Son günlerin en çok tartışılan konulardan birisi de taş olayı. Partisinin grup toplantısında konuşan Cumhurbaşkanı Erdoğan, Merkez Bankası rezervleri tartışmasına değindi. "Kaybolan bir şey yok" diyen Dünya Liderimiz, muhalefetten gelen eleştirilere "Damat kadar taş düşsün başınıza" diyerek tepki gösterdi.
Dünya liderimiz bu açıklaması ile taş devri tartışmasını da başlatmış oldu. Damadın ekonomiye el atması ile ülke ekonomisinin, taş devrinin yaşam standartlarına dönüştüğü kesin. Fakat yontma taş devri mi? Cilalı taş devri mi? Orası tartışılır. Yoksa durup dururken bu taş neden düştü?
Muhalefetin sorusu açık ve net: “Merkez bankası kasasındaki 128 milyar dolar nerede? Kimlere satıldı? Kimler zengin edildi?”
Bu soruların yanıtı olarak, “Başınıza damat kadar taş düşsün” demek topu taca atmaktan öte birşey değildir. Devamında da sayın Dünya lideri “Tutturmuşlar ‘Şu kadar para nerede?’ O kadar para hepsi bu milletin hazinesinde ve Merkez Bankası’nda. Kaybolan bir şey yok. Eğer kayıp varsa, bunlar sizdedir” dedi.
İktidar kendi başarısızlığını muhalefetin üstüne atmakta son derece yetenekli. “Kayıp varsa sizdedir” diyor. İktidarda olan AKP hazinenin başında damat, kaybeden CHP. Şaka değil gerçek bu ve buna içtenlikle inanan, bu ülkede süzme en az yüzde 30 insan kitlesi var. Tıpkı “Ay’a dört şeritli yolun yapıldığına” inandıkları gibi.
Madem ki dövizler Merkez Bankasında, o halde 50 milyar dolar açık neden? Hoca’nın “kedi - ciğer” fıkrası gibi. Para kasadaysa açık neden? Açık yoksa para nerde? Yanıt; “Başınıza taş düşsün!”
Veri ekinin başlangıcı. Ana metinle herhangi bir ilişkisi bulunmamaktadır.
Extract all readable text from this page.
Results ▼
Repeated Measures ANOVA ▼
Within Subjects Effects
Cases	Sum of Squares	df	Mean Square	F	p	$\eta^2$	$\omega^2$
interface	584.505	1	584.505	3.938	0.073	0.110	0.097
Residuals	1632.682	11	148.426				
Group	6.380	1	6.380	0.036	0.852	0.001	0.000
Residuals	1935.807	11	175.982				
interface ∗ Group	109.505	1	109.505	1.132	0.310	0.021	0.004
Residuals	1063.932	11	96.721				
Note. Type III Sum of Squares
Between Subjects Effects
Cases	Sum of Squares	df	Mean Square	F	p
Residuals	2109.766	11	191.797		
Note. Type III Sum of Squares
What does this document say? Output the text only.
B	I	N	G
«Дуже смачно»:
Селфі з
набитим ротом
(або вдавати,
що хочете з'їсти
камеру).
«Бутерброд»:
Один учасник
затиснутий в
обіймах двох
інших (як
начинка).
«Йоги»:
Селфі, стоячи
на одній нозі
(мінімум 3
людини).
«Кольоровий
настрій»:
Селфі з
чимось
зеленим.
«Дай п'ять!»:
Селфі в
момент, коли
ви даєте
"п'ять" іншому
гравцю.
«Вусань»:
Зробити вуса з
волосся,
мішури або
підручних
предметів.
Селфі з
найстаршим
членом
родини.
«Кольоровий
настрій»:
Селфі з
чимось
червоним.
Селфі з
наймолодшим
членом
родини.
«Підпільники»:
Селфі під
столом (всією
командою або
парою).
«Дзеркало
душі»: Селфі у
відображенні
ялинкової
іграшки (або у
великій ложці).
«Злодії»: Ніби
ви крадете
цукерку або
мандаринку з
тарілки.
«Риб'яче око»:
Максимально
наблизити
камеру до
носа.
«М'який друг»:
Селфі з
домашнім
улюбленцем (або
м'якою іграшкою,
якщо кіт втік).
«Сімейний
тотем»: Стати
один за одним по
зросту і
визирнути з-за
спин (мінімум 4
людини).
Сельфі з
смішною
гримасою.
Gelecek Partisi hazırladığı bir videoda damat varken başımıza düşen taşları şöyle özetlemiş.
“* Milli Gelirde %19 düşüş
* İşsizlikte %56 artış
* Enflasyonda %36 artış
* Türk Lirası karşısında %87 değer kazanan Dolar ve Euro
* Dış Borçta %33 artış
* Merkez Bankası rezervlerinde 128 Milyar Dolar Erime”
Biz halkımızı “Ay’a gidiyoruz” ya da “Dört şeritli yol yapmakla” oyalayalım, elin oğlu Ay’ı geçti Mars’a kamp kurdu. Biz halkın başına taş düşürürken, elin oğlu Mars’ta taşları kayaları deliyor, lazer ışınları ile, sesini de Dünya’ya dinletiyor.
Ne diyelim, damatla başladık yine onun veciz sözü ile bitirelim:
“At izi, it izine karıştı, Allah sonumuzu hayır etsin.”